Frances Hodgson Burnett is the much loved children’s author of the timeless classics The Secret Garden, A Little Princess and Little Lord Fauntleroy and yet how many people know that before the wrote children’s fiction she was a highly successful author of dozens of adult novels? Not many, I would guess.
I was one of the ignorant until one day I came across an American publication in my local library of a book called The Making of a Marchioness. I took it home with me, sat down to read it, and did not speak to anybody for about half a day until I had finished it.
This book features an unlikely pair of lovers - a dull, prosaic Marquis bored by being pursued by society women, and Miss Emily Fox-Seton, who cannot be described in any way as young or beautiful or even interesting. She is a good hearted, good natured woman, living by her own endeavours and, unmarried at nearly 30, facing a frightening future on her own.
She meets her future husband, the Marquis of Walderhurst, at a weekend house party where she is paying for her keep by organising a function for her hostess. At the same party we meet Lady Agatha Slade, a society beauty, who is in a state of high anxiety and nervousness as she feels that she is failing in her duty by not marrying well and saving the family fortunes. With younger sisters at home she knows her time on the marriage market is limited. Despite the disparity in their positions, Lady Agatha and Emily Fox-Seton become friends, linked together by their terror of a lonely old age. On the surface of it, The Making of a Marchioness is a Cinderella story, but Frances Hodgson Burnett was making her own comment on the very nature of the society in which it is set, in which women were at the mercy of circumstances and were only judged by whether they made a ‘good’ marriage or not.
This book was reprinted by Persephone books a few years ago and has been one of their best sellers. They went on to publish another by this author, The Shuttle. This tells the story of the influx of American heiresses in English Edwardian society where their money, married to an English title, saved many a historic family from failure. The title can be looked at it two ways: that of a shuttle weaving the threads together between the two countries or, as a modern usage of the word which we are more used to, that of shuttling backwards and forwards across the Atlantic.
This book is writing of a high order, totally absorbing and in its own way, quite daring. Without giving any of the plot away, there is a scene where our heroine has been abducted and FHB makes it clear that a rape is in the offing. Heavy stuff at that time!

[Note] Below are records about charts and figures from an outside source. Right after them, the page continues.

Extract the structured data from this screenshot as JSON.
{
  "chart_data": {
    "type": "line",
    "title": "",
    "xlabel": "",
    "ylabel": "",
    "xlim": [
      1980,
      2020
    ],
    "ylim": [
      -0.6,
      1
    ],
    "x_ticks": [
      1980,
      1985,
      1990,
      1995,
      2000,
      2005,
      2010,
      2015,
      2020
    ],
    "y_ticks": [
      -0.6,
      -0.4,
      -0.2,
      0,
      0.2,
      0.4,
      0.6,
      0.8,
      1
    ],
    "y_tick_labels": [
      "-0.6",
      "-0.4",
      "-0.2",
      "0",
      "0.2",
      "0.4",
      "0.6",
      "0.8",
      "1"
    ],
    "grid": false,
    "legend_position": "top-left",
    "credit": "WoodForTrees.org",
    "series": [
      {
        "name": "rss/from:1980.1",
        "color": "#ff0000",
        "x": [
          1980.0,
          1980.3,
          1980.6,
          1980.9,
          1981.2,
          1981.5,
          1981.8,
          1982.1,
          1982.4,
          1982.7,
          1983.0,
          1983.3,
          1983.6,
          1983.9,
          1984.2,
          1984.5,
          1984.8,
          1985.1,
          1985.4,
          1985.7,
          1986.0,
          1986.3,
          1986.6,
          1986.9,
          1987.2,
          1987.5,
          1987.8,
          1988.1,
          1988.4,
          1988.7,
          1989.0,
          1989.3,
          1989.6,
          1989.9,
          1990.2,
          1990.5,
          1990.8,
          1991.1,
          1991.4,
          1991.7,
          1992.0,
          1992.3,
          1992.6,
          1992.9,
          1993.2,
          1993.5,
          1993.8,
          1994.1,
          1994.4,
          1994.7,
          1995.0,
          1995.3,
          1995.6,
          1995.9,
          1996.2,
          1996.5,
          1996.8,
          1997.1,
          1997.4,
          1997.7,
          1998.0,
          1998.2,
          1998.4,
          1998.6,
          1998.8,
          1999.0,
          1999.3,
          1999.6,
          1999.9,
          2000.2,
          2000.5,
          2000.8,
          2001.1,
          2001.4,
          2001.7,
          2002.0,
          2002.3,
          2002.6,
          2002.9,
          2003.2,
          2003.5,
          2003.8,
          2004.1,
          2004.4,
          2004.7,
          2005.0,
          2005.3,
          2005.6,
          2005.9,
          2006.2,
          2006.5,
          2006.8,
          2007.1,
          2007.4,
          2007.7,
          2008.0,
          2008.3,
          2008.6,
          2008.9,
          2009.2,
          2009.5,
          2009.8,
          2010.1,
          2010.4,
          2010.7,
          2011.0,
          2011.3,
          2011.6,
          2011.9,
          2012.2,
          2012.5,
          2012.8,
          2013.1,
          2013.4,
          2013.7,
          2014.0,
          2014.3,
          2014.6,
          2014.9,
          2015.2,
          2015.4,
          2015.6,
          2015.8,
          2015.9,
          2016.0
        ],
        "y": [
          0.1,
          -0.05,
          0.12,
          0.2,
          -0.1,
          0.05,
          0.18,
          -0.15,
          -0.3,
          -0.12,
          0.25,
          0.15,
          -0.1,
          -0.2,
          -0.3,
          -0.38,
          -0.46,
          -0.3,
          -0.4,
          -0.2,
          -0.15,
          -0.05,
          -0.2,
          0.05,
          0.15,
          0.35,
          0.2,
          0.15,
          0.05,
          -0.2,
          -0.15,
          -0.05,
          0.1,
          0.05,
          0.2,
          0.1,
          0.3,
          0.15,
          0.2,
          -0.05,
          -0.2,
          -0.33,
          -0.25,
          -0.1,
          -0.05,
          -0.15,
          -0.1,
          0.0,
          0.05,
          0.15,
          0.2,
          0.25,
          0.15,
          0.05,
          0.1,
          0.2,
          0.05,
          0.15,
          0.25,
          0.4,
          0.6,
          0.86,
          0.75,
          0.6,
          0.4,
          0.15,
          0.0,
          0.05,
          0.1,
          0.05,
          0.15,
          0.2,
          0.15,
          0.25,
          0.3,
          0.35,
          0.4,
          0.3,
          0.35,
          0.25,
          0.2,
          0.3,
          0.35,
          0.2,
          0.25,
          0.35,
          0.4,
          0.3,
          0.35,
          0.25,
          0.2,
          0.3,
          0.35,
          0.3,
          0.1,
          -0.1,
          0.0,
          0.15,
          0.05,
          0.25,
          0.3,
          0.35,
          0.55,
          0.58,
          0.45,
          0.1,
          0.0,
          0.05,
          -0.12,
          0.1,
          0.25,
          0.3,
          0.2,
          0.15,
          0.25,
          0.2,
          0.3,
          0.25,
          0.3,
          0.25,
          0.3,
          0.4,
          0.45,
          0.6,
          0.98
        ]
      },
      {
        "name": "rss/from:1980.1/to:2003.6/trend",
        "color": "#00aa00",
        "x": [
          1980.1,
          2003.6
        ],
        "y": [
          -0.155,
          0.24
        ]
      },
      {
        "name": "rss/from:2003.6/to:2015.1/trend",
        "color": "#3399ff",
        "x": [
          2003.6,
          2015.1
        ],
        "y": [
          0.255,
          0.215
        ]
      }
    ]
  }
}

Hesperus Press are now reissuing some of Frances Hodgson Burnett's lesser known titles. The Lost Prince and Lady of Quality are two which I have recently read and which I will be reviewing in due course for the quarterly web magazine, Shiny New Books, which I do urge you to check out. Full of wonderful things and I was privileged to have two of my reviews in Issue No 2.
Many of these titles are available for the Kindle or can be downloaded to whatever e-reader you may have. I think I paid something like 75p for download her entire works which really is a bargain and now I have them with me wherever I go. I think she is a simply wonderful writer and so glad that she is being made available again.